Winter is officially upon us, at last. After taking a bit of a spill yesterday, I now realize that I am woefully unprepared this winter. I ride a Univega Safari Ten frame on 23s. This doesn’t really cut it in the snow.
I want to find a beater for the winter. I ride from Uptown to the South Side in the morning, then to Pitt in the evening, and back home at night, so I need something that’ll get me up Bates.
I just want something that won’t require much maintenance outside of cleaning and lubing the chain every now and then. I hear fixies are famous for this, but is winter the best time to learn to ride fixed? I have a budget of, I don’t know, $250?
I work a few blocks from Thick. I’ll stop by tomorrow and see what’s in their used inventory.
i’d have a potential beater for you, but it’s much better than that. full-fendered MIYATA touring bike (nitto moustache) and a Sturmey – Archer 3sp (AW) internal gear hub. virtually bomb proof and no maintenance except the occassional drop of oil. I’d be asking for more than $250. but it’s a very, very nice bike.
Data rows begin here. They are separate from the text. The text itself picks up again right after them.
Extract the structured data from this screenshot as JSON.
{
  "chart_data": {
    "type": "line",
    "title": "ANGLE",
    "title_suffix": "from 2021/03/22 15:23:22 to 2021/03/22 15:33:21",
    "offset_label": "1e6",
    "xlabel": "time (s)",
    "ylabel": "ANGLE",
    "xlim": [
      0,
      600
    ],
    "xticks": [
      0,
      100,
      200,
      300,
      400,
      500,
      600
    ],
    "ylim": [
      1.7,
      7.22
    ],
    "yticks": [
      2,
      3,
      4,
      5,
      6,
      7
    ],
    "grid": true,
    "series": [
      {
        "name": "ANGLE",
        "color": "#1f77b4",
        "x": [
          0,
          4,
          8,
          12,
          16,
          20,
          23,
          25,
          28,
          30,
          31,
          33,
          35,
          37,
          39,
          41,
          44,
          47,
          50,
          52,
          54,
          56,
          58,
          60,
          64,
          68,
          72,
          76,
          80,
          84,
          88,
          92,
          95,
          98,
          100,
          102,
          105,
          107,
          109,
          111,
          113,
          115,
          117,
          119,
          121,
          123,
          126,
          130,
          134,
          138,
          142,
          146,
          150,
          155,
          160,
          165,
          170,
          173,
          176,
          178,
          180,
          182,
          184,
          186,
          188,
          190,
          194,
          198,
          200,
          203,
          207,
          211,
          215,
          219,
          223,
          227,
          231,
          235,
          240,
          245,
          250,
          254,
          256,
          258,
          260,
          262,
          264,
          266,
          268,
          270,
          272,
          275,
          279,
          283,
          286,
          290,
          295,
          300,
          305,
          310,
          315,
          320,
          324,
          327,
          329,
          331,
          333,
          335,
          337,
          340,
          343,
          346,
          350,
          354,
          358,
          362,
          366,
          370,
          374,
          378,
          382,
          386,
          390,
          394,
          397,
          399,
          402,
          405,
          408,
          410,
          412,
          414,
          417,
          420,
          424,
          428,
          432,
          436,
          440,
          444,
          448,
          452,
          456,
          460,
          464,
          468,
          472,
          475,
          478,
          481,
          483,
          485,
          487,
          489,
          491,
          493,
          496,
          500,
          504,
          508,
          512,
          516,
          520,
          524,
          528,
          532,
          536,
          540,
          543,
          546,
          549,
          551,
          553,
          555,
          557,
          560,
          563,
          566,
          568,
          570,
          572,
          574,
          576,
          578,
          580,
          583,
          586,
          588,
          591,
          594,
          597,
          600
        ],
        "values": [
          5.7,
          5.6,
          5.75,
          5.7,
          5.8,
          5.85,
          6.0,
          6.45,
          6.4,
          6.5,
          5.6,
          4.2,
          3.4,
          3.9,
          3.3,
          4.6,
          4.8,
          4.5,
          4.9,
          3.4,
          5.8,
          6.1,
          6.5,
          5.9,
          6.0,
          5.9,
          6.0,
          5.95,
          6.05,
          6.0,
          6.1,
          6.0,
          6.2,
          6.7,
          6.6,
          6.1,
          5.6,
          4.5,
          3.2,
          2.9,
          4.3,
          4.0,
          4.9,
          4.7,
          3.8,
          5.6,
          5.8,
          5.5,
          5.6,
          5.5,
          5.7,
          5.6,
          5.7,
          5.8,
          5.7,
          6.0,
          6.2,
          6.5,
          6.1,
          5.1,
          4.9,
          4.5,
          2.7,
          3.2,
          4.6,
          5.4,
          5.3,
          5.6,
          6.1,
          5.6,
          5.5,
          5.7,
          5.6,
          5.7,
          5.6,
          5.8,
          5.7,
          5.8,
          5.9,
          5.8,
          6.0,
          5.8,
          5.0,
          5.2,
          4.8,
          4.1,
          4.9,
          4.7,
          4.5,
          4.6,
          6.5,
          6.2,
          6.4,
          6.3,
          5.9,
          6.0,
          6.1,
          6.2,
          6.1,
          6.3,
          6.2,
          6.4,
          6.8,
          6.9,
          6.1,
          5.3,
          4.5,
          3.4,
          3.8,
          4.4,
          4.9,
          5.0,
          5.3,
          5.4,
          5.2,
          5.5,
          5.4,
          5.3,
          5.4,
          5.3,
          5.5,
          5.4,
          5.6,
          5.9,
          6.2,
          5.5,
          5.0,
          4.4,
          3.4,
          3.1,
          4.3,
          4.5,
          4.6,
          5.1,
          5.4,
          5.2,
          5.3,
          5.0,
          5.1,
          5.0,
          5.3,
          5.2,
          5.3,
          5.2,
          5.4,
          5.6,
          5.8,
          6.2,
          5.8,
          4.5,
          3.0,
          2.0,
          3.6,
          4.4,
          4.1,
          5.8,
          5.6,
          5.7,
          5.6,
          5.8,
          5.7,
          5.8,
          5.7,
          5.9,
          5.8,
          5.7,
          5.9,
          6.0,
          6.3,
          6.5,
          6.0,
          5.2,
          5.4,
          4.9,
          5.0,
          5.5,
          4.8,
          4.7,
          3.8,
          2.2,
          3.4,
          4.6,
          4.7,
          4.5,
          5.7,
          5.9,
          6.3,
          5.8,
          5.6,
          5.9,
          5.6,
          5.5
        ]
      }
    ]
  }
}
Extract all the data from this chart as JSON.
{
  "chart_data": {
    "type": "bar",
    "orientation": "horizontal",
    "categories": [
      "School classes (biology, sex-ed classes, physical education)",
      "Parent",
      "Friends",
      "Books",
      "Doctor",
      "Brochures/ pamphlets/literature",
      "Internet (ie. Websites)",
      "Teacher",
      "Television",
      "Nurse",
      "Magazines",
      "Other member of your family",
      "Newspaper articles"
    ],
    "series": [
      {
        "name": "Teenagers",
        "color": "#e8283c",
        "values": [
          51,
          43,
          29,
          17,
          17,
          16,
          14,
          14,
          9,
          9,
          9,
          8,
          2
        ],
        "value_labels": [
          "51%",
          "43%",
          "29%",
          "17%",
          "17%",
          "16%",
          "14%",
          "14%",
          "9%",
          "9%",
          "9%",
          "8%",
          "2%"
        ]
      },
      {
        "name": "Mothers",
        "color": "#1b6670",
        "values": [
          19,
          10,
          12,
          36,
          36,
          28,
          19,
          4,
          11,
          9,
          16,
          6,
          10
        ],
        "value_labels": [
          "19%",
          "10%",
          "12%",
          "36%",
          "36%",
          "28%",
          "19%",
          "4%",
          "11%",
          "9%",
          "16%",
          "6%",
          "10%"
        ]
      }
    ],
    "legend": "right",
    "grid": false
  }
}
PM me and we can chat. thanks willie.
Two things make a full winter beater relatively unnecessary:
1. Good, full coverage fenders with (at least) a front mudflap.
2. Studded tires.
I rode this morning through varying degrees of slush, snow, ice, and muck, and aside from a bit spray on the chainstays, the bike is clean.
I didn’t use studs for a long time, then finally, last year, I dropped $120 for a set of Marathon Winters. Best money I ever spent on my bike. I mounted them this weekend, and they will stay on ’til spring. They don’t guarantee that a ride in snow and ice won’t be dicey, but they go a long way to make poor road conditions more reasonable.
i also think that decreasing your normal tire pressure by 10-15 lbs makes a very big difference in ability to ride in “deep(ish)” snow. however, you also need to modify your riding a bit to avoid pinch flats, but it’s a lot cheaper than studded tires.
As a fellow male, let me say that old women’s frames, like old “mixtes”, make excellent winter beaters, for when you do take the occasional spill. The Nutcracker is a lovely ballet, but you do not want to perform it yourself. I concur with the old mtn bike suggestion, but an old women’s 3 spd w/fenders etc. might be the best thing of all. And you can lock it up and forget it if you have to resort to the bus.
I saw a bike matching this description for sale at the Thrift Store on Ohio River Boulevard (in Avalon) just this weekend. I think it was a Schwinn Traveller III (maybe more gears than 3, as I think about it….) Looked to be in pretty good shape. I think they were asking $14.95 for it.
+1 on the reduced tire pressure idea. Four snowy winters at SUNY Geneseo on the unicycle, I typically ran about 18-22#, vs. 45-60# in warmer weather. On really slippery mornings, often my biggest clue that the sidewalks were bad were other people having trouble walking. Going slower helps a lot, too, both in not wiping out, and avoiding pinch flats.